"I will make you an offer, then, though the responsibility is more than I am authorized to take. They are matched almost to the weight of a hair—Let me see—for one of them, alone, I could safely offer you twelve thousand dollars. Double that for the matching—forty-eight thousand for the pair—Yes—I will make my offer fifty thousand."

He raised his hand as my uncle was about to speak.

"That is a fair offer," went on the Jew, "I assure you, a long time might elapse before my firm could find a purchaser. I would not make it except that they love fine pearls as I do. But if you think that this is not enough, name your own price and give me time to wire my people in Paris. One thing I ask of you as an old friend: show them to no one else till I have had my chance!"

"A fair enough offer, I should say," remarked my uncle, as he put the pearls in their box and rose to leave. "I must go down to the schooner now; my nephew and I will talk over your price to-night. Can you meet us here after breakfast to-morrow? We'll let you know our decision in the morning."

The pearl-buyer ushered us to the door and bowed us out with another radiant smile.

That evening, when we were sitting alone on the balcony of our hotel, Uncle Harry told me something of the Jew. "If you met Sikorsky at home," he said; "you'd think he was a little counter-jumper, but as a matter of fact there's no squarer or more decent fellow in this part of the world. I've known him for years. He speaks half a dozen languages and has been in most of the odd corners of the earth. What do you think of his offer?
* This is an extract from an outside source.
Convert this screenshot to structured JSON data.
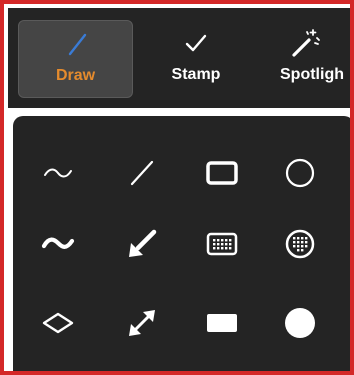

In your place I'd be inclined to accept. I doubt, in fact, if the Twins would fetch much more. One might take them abroad, of course, and find some rich fancier who would pay twice as much, but peddling jewels is not in our line. What do you say?"

"Oh, let's accept his offer!" I exclaimed. I had been thinking of nothing else since our visit to the bank. Half of fifty thousand dollars seemed a tremendous sum to me.

"Very well," said Uncle Harry with a smile. "To-morrow will be a great day for Marama and the old man!"

He drew from his pocket the familiar case of worn brown leather and selected a cigar. When it was drawing to his satisfaction he tossed the match into the street and cocked his feet against the railing of the balcony.

"I've good news," he remarked. "We have a week before your steamer sails. I want you to see my place in the country. When does your school begin? The first of October? That's good—you'll be home in plenty of time. Now about the money; it's yours to do with as you like, of course, but let me give you a bit of advice. If I were you, I'd turn the bulk of it over to your father—he's in need of cash, and a few thousands would put the Santa Brigida on its feet. It will be yours eventually; stick by the land, old fellow—it doesn't pay to knock about the world as I have done. By the way, there'll be something coming to you from your lay in the season's work, though it will look small beside Sikorsky's check. Well, it's getting late—time we were turning in."